How Much DC is OK on a Power Line?


The other night my Classe amplifiers started producing a substantial mechanical hum. Classe told me that it was likely from DC on the power line. The hum was there even when the preamp was switched to standby, and even when I plugged the amps into different sockets.

My questions:

1) how much DC on the powerline does it take to cause problems with audio equipment?

2) How does DC get into the AC signal on the power line?

3) Do the power companies have any spec they need to acheive for maximum DC?

4) Or is it more likely appliances within my house causing the DC.

Thanks, Peter
peter_s

Showing 3 responses by atmasphere

I have to take umbrage with the quote above. Unless there is a center-tap on the primary side of the power transformer (and there never is) this DC thing is of no consequence whatsoever as the power transformer will simply see that total voltage across its windings.

It may be a distorted waveform, but there won't be any DC. Keep in mind that one thing transformers get used for all the time is to block DC, and values at considerably higher levels than just a few millivolts.

However, *something* does happen, the distortion I just mentioned. Fluke Instruments published a very nice white paper about 20 years ago that explores this phenomena.

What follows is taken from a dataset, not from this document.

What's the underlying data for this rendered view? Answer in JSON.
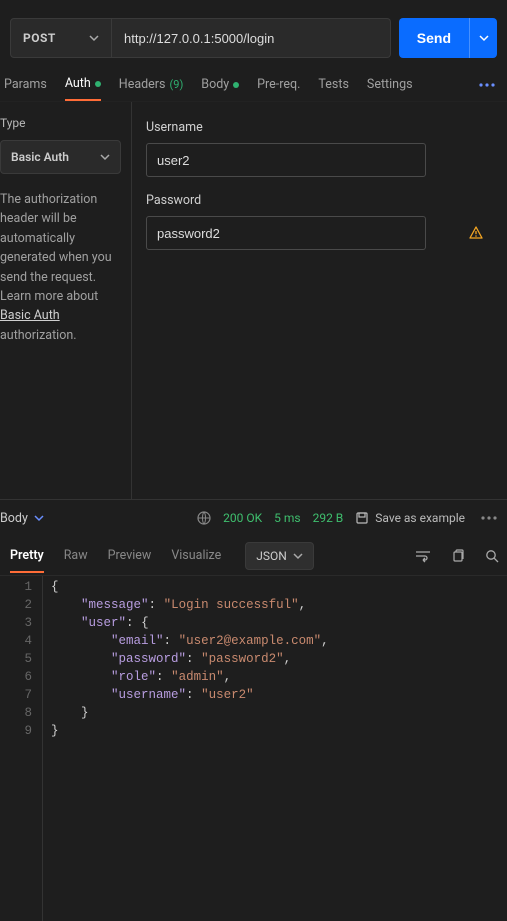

It turns out that the primary (no pun intended...) cause of mechanical noise in power transformers is the 5th harmonic (300Hz in the US). The paper also gives a formula to allow one to calculate the distortion on the AC line, if you know the current drawn and the source impedance of the line transformer (perhaps the one on the power pole outside your house) winding.

The 5th harmonic can cause power transformers to become mechanically noisy, power rectifiers to radiate mechanical and electrical noise, and creates forces in hysteresis motors that can make them run backwards.
Hmm. So, with the AC line having one side at ground, there's supposed to be a DC level? The idea that a hair dryer can shift the ground potential to a DC level seem far fetched- it would require that the neutral side of the AC line be not connected to ground.

Distortion, OTOH, is the sort of thing that both Nelson and Eva were describing.
Well Jim, I'm certainly open to finding out I've been wrong about things. Its how we learn :)

As far as the earth connection, what I am talking about here is that the hot side of the line is measured with respect to the neutral (ground). So if there is a DC component present, the AC voltage will be shifted with respect to the neutral. *That*, since the neutral is tied to the earth connection, will take some current and will likely heat the wiring up in the process.

Now if you have as an example Eva's hair dryer, running on half power so it its only conducting when the diode conducts, I can see that that might be interpreted as DC. But, it can also be interpreted as harmonic distortion. I'm not arguing, IOW, that the phenomena does not exist, just the explanation. One could as easily argue that a 2nd harmonic in the output of an amplifier is a DC phenomena as well.

I would like to see Eva's scope readings, but the images don't load off of DIYaudio.